O especialista critica o que chama de 'comércio de baixo valor agregado'. Apesar de admitir a importância para esse tipo de empreendimento tanto para a economia quanto para a geração de empregos, Avesque aponta que é preciso um trabalho estruturado que potencialize as raízes históricas e econômicas no logradouro da Capital.
"Se não houver um investimento forte em ocupar de forma qualificada o Centro da cidade à noite, não tem uma ocupação eficaz por metro quadrado. Isso abre espaço para esses comércios informais, de preço baixo.
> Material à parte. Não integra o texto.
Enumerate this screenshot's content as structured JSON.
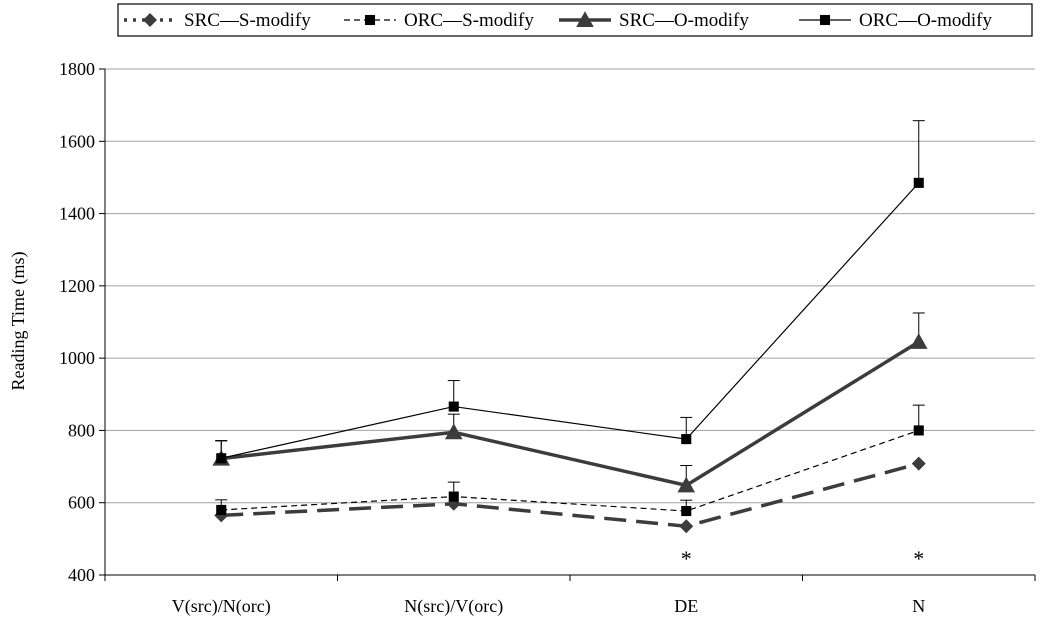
{
  "chart_data": {
    "type": "line",
    "ylabel": "Reading Time (ms)",
    "xlabel": "",
    "ylim": [
      400,
      1800
    ],
    "yticks": [
      400,
      600,
      800,
      1000,
      1200,
      1400,
      1600,
      1800
    ],
    "grid": "horizontal",
    "legend_position": "top",
    "categories": [
      "V(src)/N(orc)",
      "N(src)/V(orc)",
      "DE",
      "N"
    ],
    "series": [
      {
        "name": "SRC—S-modify",
        "values": [
          565,
          597,
          535,
          708
        ],
        "errors": [
          null,
          null,
          null,
          null
        ],
        "color": "#3c3c3c",
        "marker": "diamond",
        "line_style": "long-dash"
      },
      {
        "name": "ORC—S-modify",
        "values": [
          580,
          617,
          577,
          800
        ],
        "errors": [
          28,
          40,
          30,
          70
        ],
        "color": "#000000",
        "marker": "square",
        "line_style": "short-dash"
      },
      {
        "name": "SRC—O-modify",
        "values": [
          722,
          795,
          648,
          1045
        ],
        "errors": [
          50,
          50,
          55,
          80
        ],
        "color": "#3c3c3c",
        "marker": "triangle",
        "line_style": "solid-thick"
      },
      {
        "name": "ORC—O-modify",
        "values": [
          723,
          866,
          776,
          1485
        ],
        "errors": [
          48,
          72,
          60,
          172
        ],
        "color": "#000000",
        "marker": "square",
        "line_style": "solid-thin"
      }
    ],
    "annotations": [
      {
        "category": "DE",
        "text": "*"
      },
      {
        "category": "N",
        "text": "*"
      }
    ]
  }
}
Como a maioria das pessoas tem renda muito baixa, procuram o Centro para ter acesso a esses itens", explica.
Para Alexandre Queiroz, a Castro e Silva, mesmo com o desenvolvimento de outras áreas da cidade e até de municípios vizinhos, ainda atrai o público pela convergência de fluxo e a capacidade histórica de serviços especializados.
"O Centro original ainda é uma área muito valorizada, com dinâmicas e produtos com preços e variedades interessantes que atraem a população local, da região metropolitana e de municípios mais distantes. Por toda a convergência na infraestrutura, o Centro permite que populações variadas continuem frequentando. O Centro original de Fortaleza se transformou no Centro da periferia, em um espaço de comércio popular, dedicado ao consumo de rua, tanto nas lojas convencionais, como no comércio informal", conta.
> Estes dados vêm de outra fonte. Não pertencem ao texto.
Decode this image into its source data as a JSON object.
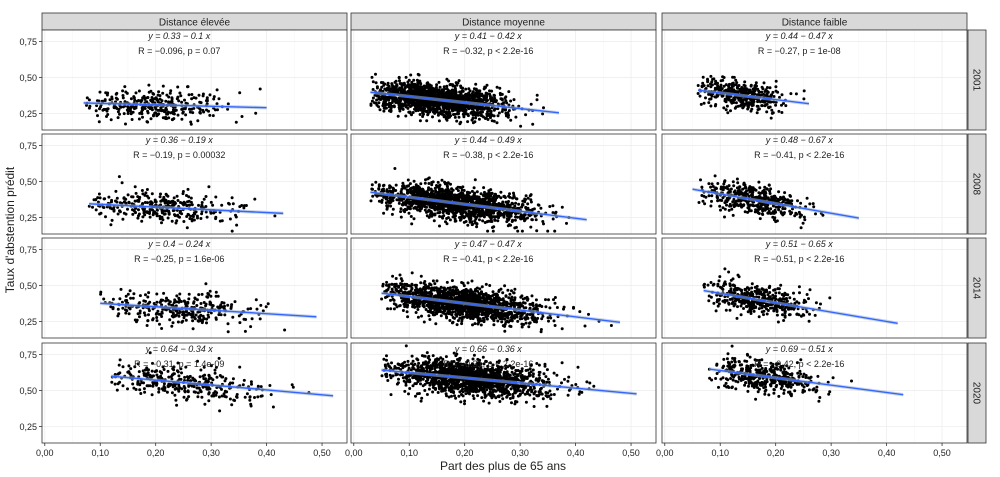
{
  "chart_data": {
    "type": "scatter",
    "title": "",
    "xlabel": "Part des plus de 65 ans",
    "ylabel": "Taux d'abstention prédit",
    "xlim": [
      -0.005,
      0.545
    ],
    "ylim": [
      0.135,
      0.83
    ],
    "x_ticks": [
      0.0,
      0.1,
      0.2,
      0.3,
      0.4,
      0.5
    ],
    "x_tick_labels": [
      "0,00",
      "0,10",
      "0,20",
      "0,30",
      "0,40",
      "0,50"
    ],
    "y_ticks": [
      0.25,
      0.5,
      0.75
    ],
    "y_tick_labels": [
      "0,25",
      "0,50",
      "0,75"
    ],
    "grid": true,
    "colors": {
      "points": "#000000",
      "fit_line": "#3366ff",
      "ci_band": "#9fb4d6",
      "strip_fill": "#d9d9d9"
    },
    "columns": [
      "Distance élevée",
      "Distance moyenne",
      "Distance faible"
    ],
    "rows": [
      "2001",
      "2008",
      "2014",
      "2020"
    ],
    "panels": [
      {
        "row": "2001",
        "column": "Distance élevée",
        "eq": "y = 0.33 − 0.1 x",
        "stat": "R = −0.096, p = 0.07",
        "intercept": 0.33,
        "slope": -0.1,
        "x_range": [
          0.07,
          0.4
        ],
        "n_points": 320,
        "x_center": 0.2,
        "x_sd": 0.065,
        "resid_sd": 0.055
      },
      {
        "row": "2001",
        "column": "Distance moyenne",
        "eq": "y = 0.41 − 0.42 x",
        "stat": "R = −0.32, p < 2.2e-16",
        "intercept": 0.41,
        "slope": -0.42,
        "x_range": [
          0.03,
          0.37
        ],
        "n_points": 1500,
        "x_center": 0.15,
        "x_sd": 0.06,
        "resid_sd": 0.055
      },
      {
        "row": "2001",
        "column": "Distance faible",
        "eq": "y = 0.44 − 0.47 x",
        "stat": "R = −0.27, p = 1e-08",
        "intercept": 0.44,
        "slope": -0.47,
        "x_range": [
          0.06,
          0.26
        ],
        "n_points": 420,
        "x_center": 0.14,
        "x_sd": 0.04,
        "resid_sd": 0.05
      },
      {
        "row": "2008",
        "column": "Distance élevée",
        "eq": "y = 0.36 − 0.19 x",
        "stat": "R = −0.19, p = 0.00032",
        "intercept": 0.36,
        "slope": -0.19,
        "x_range": [
          0.08,
          0.43
        ],
        "n_points": 320,
        "x_center": 0.21,
        "x_sd": 0.065,
        "resid_sd": 0.055
      },
      {
        "row": "2008",
        "column": "Distance moyenne",
        "eq": "y = 0.44 − 0.49 x",
        "stat": "R = −0.38, p < 2.2e-16",
        "intercept": 0.44,
        "slope": -0.49,
        "x_range": [
          0.03,
          0.42
        ],
        "n_points": 1500,
        "x_center": 0.18,
        "x_sd": 0.07,
        "resid_sd": 0.055
      },
      {
        "row": "2008",
        "column": "Distance faible",
        "eq": "y = 0.48 − 0.67 x",
        "stat": "R = −0.41, p < 2.2e-16",
        "intercept": 0.48,
        "slope": -0.67,
        "x_range": [
          0.05,
          0.35
        ],
        "n_points": 420,
        "x_center": 0.16,
        "x_sd": 0.045,
        "resid_sd": 0.05
      },
      {
        "row": "2014",
        "column": "Distance élevée",
        "eq": "y = 0.4 − 0.24 x",
        "stat": "R = −0.25, p = 1.6e-06",
        "intercept": 0.4,
        "slope": -0.24,
        "x_range": [
          0.1,
          0.49
        ],
        "n_points": 320,
        "x_center": 0.24,
        "x_sd": 0.07,
        "resid_sd": 0.055
      },
      {
        "row": "2014",
        "column": "Distance moyenne",
        "eq": "y = 0.47 − 0.47 x",
        "stat": "R = −0.41, p < 2.2e-16",
        "intercept": 0.47,
        "slope": -0.47,
        "x_range": [
          0.05,
          0.48
        ],
        "n_points": 1500,
        "x_center": 0.2,
        "x_sd": 0.07,
        "resid_sd": 0.055
      },
      {
        "row": "2014",
        "column": "Distance faible",
        "eq": "y = 0.51 − 0.65 x",
        "stat": "R = −0.51, p < 2.2e-16",
        "intercept": 0.51,
        "slope": -0.65,
        "x_range": [
          0.07,
          0.42
        ],
        "n_points": 420,
        "x_center": 0.17,
        "x_sd": 0.045,
        "resid_sd": 0.05
      },
      {
        "row": "2020",
        "column": "Distance élevée",
        "eq": "y = 0.64 − 0.34 x",
        "stat": "R = −0.31, p = 1.4e-09",
        "intercept": 0.64,
        "slope": -0.34,
        "x_range": [
          0.12,
          0.52
        ],
        "n_points": 320,
        "x_center": 0.25,
        "x_sd": 0.07,
        "resid_sd": 0.06
      },
      {
        "row": "2020",
        "column": "Distance moyenne",
        "eq": "y = 0.66 − 0.36 x",
        "stat": "R = −0.31, p < 2.2e-16",
        "intercept": 0.66,
        "slope": -0.36,
        "x_range": [
          0.05,
          0.51
        ],
        "n_points": 1500,
        "x_center": 0.21,
        "x_sd": 0.07,
        "resid_sd": 0.06
      },
      {
        "row": "2020",
        "column": "Distance faible",
        "eq": "y = 0.69 − 0.51 x",
        "stat": "R = −0.42, p < 2.2e-16",
        "intercept": 0.69,
        "slope": -0.51,
        "x_range": [
          0.08,
          0.43
        ],
        "n_points": 420,
        "x_center": 0.18,
        "x_sd": 0.05,
        "resid_sd": 0.055
      }
    ]
  }
}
Como revitalizar economicamente o Centro de uma Fortaleza plural
Além de questões como infraestrutura, em especial nas calçadas, ocupadas por comerciantes informais ou mercadorias de lojas formais, o que dificulta o trânsito dos pedestres, a Castro e Silva tem as particularidades do Centro como pontos importantes.
Os três especialistas ouvidos pela reportagem são unânimes em apontar que a rua precisa receber atenção, se projetar para os equipamentos culturais que a circundam e aproveitar as potencialidades para buscar desenvolver atividades de maior valor agregado — e não somente econômico neste caso.
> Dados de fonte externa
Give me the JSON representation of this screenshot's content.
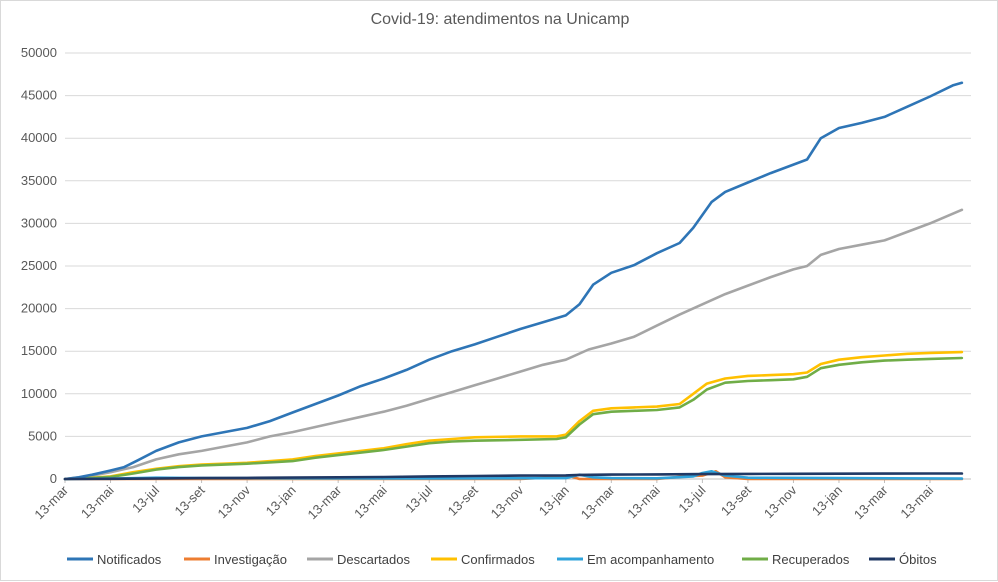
{
  "chart_data": {
    "type": "line",
    "title": "Covid-19: atendimentos  na Unicamp",
    "xlabel": "",
    "ylabel": "",
    "ylim": [
      0,
      50000
    ],
    "yticks": [
      0,
      5000,
      10000,
      15000,
      20000,
      25000,
      30000,
      35000,
      40000,
      45000,
      50000
    ],
    "x_tick_labels": [
      "13-mar",
      "13-mai",
      "13-jul",
      "13-set",
      "13-nov",
      "13-jan",
      "13-mar",
      "13-mai",
      "13-jul",
      "13-set",
      "13-nov",
      "13-jan",
      "13-mar",
      "13-mai",
      "13-jul",
      "13-set",
      "13-nov",
      "13-jan",
      "13-mar",
      "13-mai"
    ],
    "x_range": [
      0,
      19.7
    ],
    "grid": true,
    "legend_position": "bottom",
    "series": [
      {
        "name": "Notificados",
        "color": "#2e75b6",
        "points": [
          [
            0,
            0
          ],
          [
            0.3,
            200
          ],
          [
            0.6,
            500
          ],
          [
            1,
            1000
          ],
          [
            1.3,
            1400
          ],
          [
            1.6,
            2200
          ],
          [
            2,
            3300
          ],
          [
            2.5,
            4300
          ],
          [
            3,
            5000
          ],
          [
            3.5,
            5500
          ],
          [
            4,
            6000
          ],
          [
            4.5,
            6800
          ],
          [
            5,
            7800
          ],
          [
            5.5,
            8800
          ],
          [
            6,
            9800
          ],
          [
            6.5,
            10900
          ],
          [
            7,
            11800
          ],
          [
            7.5,
            12800
          ],
          [
            8,
            14000
          ],
          [
            8.5,
            15000
          ],
          [
            9,
            15800
          ],
          [
            9.5,
            16700
          ],
          [
            10,
            17600
          ],
          [
            10.5,
            18400
          ],
          [
            11,
            19200
          ],
          [
            11.3,
            20500
          ],
          [
            11.6,
            22800
          ],
          [
            12,
            24200
          ],
          [
            12.5,
            25100
          ],
          [
            13,
            26500
          ],
          [
            13.5,
            27700
          ],
          [
            13.8,
            29500
          ],
          [
            14.2,
            32500
          ],
          [
            14.5,
            33700
          ],
          [
            15,
            34800
          ],
          [
            15.5,
            35900
          ],
          [
            16,
            36900
          ],
          [
            16.3,
            37500
          ],
          [
            16.6,
            40000
          ],
          [
            17,
            41200
          ],
          [
            17.5,
            41800
          ],
          [
            18,
            42500
          ],
          [
            18.5,
            43700
          ],
          [
            19,
            44900
          ],
          [
            19.5,
            46200
          ],
          [
            19.7,
            46500
          ]
        ]
      },
      {
        "name": "Investigação",
        "color": "#ed7d31",
        "points": [
          [
            0,
            0
          ],
          [
            5,
            0
          ],
          [
            10,
            0
          ],
          [
            11.1,
            300
          ],
          [
            11.3,
            0
          ],
          [
            13,
            0
          ],
          [
            13.6,
            300
          ],
          [
            14,
            400
          ],
          [
            14.3,
            900
          ],
          [
            14.5,
            200
          ],
          [
            15,
            0
          ],
          [
            19.7,
            0
          ]
        ]
      },
      {
        "name": "Descartados",
        "color": "#a5a5a5",
        "points": [
          [
            0,
            0
          ],
          [
            0.5,
            300
          ],
          [
            1,
            800
          ],
          [
            1.5,
            1400
          ],
          [
            2,
            2300
          ],
          [
            2.5,
            2900
          ],
          [
            3,
            3300
          ],
          [
            3.5,
            3800
          ],
          [
            4,
            4300
          ],
          [
            4.5,
            5000
          ],
          [
            5,
            5500
          ],
          [
            5.5,
            6100
          ],
          [
            6,
            6700
          ],
          [
            6.5,
            7300
          ],
          [
            7,
            7900
          ],
          [
            7.5,
            8600
          ],
          [
            8,
            9400
          ],
          [
            8.5,
            10200
          ],
          [
            9,
            11000
          ],
          [
            9.5,
            11800
          ],
          [
            10,
            12600
          ],
          [
            10.5,
            13400
          ],
          [
            11,
            14000
          ],
          [
            11.5,
            15200
          ],
          [
            12,
            15900
          ],
          [
            12.5,
            16700
          ],
          [
            13,
            18000
          ],
          [
            13.5,
            19300
          ],
          [
            14,
            20500
          ],
          [
            14.5,
            21700
          ],
          [
            15,
            22700
          ],
          [
            15.5,
            23700
          ],
          [
            16,
            24600
          ],
          [
            16.3,
            25000
          ],
          [
            16.6,
            26300
          ],
          [
            17,
            27000
          ],
          [
            17.5,
            27500
          ],
          [
            18,
            28000
          ],
          [
            18.5,
            29000
          ],
          [
            19,
            30000
          ],
          [
            19.7,
            31600
          ]
        ]
      },
      {
        "name": "Confirmados",
        "color": "#ffc000",
        "points": [
          [
            0,
            0
          ],
          [
            0.5,
            100
          ],
          [
            1,
            300
          ],
          [
            1.5,
            800
          ],
          [
            2,
            1200
          ],
          [
            2.5,
            1500
          ],
          [
            3,
            1700
          ],
          [
            4,
            1900
          ],
          [
            5,
            2300
          ],
          [
            5.5,
            2700
          ],
          [
            6,
            3000
          ],
          [
            6.5,
            3300
          ],
          [
            7,
            3600
          ],
          [
            7.5,
            4100
          ],
          [
            8,
            4500
          ],
          [
            8.5,
            4700
          ],
          [
            9,
            4900
          ],
          [
            10,
            5000
          ],
          [
            10.8,
            5000
          ],
          [
            11,
            5200
          ],
          [
            11.3,
            6800
          ],
          [
            11.6,
            8000
          ],
          [
            12,
            8300
          ],
          [
            12.5,
            8400
          ],
          [
            13,
            8500
          ],
          [
            13.5,
            8800
          ],
          [
            13.8,
            10000
          ],
          [
            14.1,
            11200
          ],
          [
            14.5,
            11800
          ],
          [
            15,
            12100
          ],
          [
            15.5,
            12200
          ],
          [
            16,
            12300
          ],
          [
            16.3,
            12500
          ],
          [
            16.6,
            13500
          ],
          [
            17,
            14000
          ],
          [
            17.5,
            14300
          ],
          [
            18,
            14500
          ],
          [
            18.5,
            14700
          ],
          [
            19,
            14800
          ],
          [
            19.7,
            14900
          ]
        ]
      },
      {
        "name": "Em acompanhamento",
        "color": "#2fa3db",
        "points": [
          [
            0,
            0
          ],
          [
            1,
            50
          ],
          [
            2,
            150
          ],
          [
            3,
            100
          ],
          [
            5,
            80
          ],
          [
            8,
            60
          ],
          [
            11,
            100
          ],
          [
            11.3,
            500
          ],
          [
            11.6,
            200
          ],
          [
            12,
            100
          ],
          [
            13,
            80
          ],
          [
            13.8,
            300
          ],
          [
            14,
            700
          ],
          [
            14.2,
            900
          ],
          [
            14.5,
            400
          ],
          [
            15,
            150
          ],
          [
            17,
            100
          ],
          [
            19.7,
            50
          ]
        ]
      },
      {
        "name": "Recuperados",
        "color": "#70ad47",
        "points": [
          [
            0,
            0
          ],
          [
            0.5,
            80
          ],
          [
            1,
            250
          ],
          [
            1.5,
            650
          ],
          [
            2,
            1100
          ],
          [
            2.5,
            1400
          ],
          [
            3,
            1600
          ],
          [
            4,
            1800
          ],
          [
            5,
            2100
          ],
          [
            5.5,
            2500
          ],
          [
            6,
            2800
          ],
          [
            6.5,
            3100
          ],
          [
            7,
            3400
          ],
          [
            7.5,
            3800
          ],
          [
            8,
            4200
          ],
          [
            8.5,
            4400
          ],
          [
            9,
            4500
          ],
          [
            10,
            4600
          ],
          [
            10.8,
            4700
          ],
          [
            11,
            4900
          ],
          [
            11.3,
            6400
          ],
          [
            11.6,
            7600
          ],
          [
            12,
            7900
          ],
          [
            12.5,
            8000
          ],
          [
            13,
            8100
          ],
          [
            13.5,
            8400
          ],
          [
            13.8,
            9300
          ],
          [
            14.1,
            10500
          ],
          [
            14.5,
            11300
          ],
          [
            15,
            11500
          ],
          [
            15.5,
            11600
          ],
          [
            16,
            11700
          ],
          [
            16.3,
            12000
          ],
          [
            16.6,
            13000
          ],
          [
            17,
            13400
          ],
          [
            17.5,
            13700
          ],
          [
            18,
            13900
          ],
          [
            18.5,
            14000
          ],
          [
            19,
            14100
          ],
          [
            19.7,
            14200
          ]
        ]
      },
      {
        "name": "Óbitos",
        "color": "#203864",
        "points": [
          [
            0,
            0
          ],
          [
            1,
            20
          ],
          [
            2,
            60
          ],
          [
            3,
            100
          ],
          [
            4,
            130
          ],
          [
            5,
            160
          ],
          [
            6,
            200
          ],
          [
            7,
            230
          ],
          [
            8,
            300
          ],
          [
            9,
            350
          ],
          [
            10,
            400
          ],
          [
            11,
            420
          ],
          [
            11.3,
            480
          ],
          [
            12,
            520
          ],
          [
            13,
            540
          ],
          [
            14,
            580
          ],
          [
            15,
            600
          ],
          [
            16,
            610
          ],
          [
            17,
            620
          ],
          [
            18,
            630
          ],
          [
            19,
            640
          ],
          [
            19.7,
            650
          ]
        ]
      }
    ]
  }
}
"O Centro da cidade traz a história, o berço da cidade, ao mesmo tempo em que apresenta a evolução do comércio convivendo lado a lado. É exatamente a variedade que faz da Castro e Silva um shopping popular a céu aberto", defende Cláudia Buhamra.
Para Alexandre Queiroz, a simbologia da rua reforça sua relevância urbana. "Ao ligar a catedral ao cemitério, torna-se simbólica, porque ela atravessa o Centro da cidade praticamente em toda a sua dimensão longitudinal", expõe Alexandre Queiroz.
Já Avesque aponta que o desenvolvimento de áreas do Centro de Fortaleza deve priorizar a criação de um corredor cultural, antropológico e de entretenimento, para qualificar a região e reduzir a dependência de comércios de baixo valor agregado.
"O Centro não pode ser apenas comércio. Ele tem que ser história, tem que ser também narrativa", finaliza Avesque.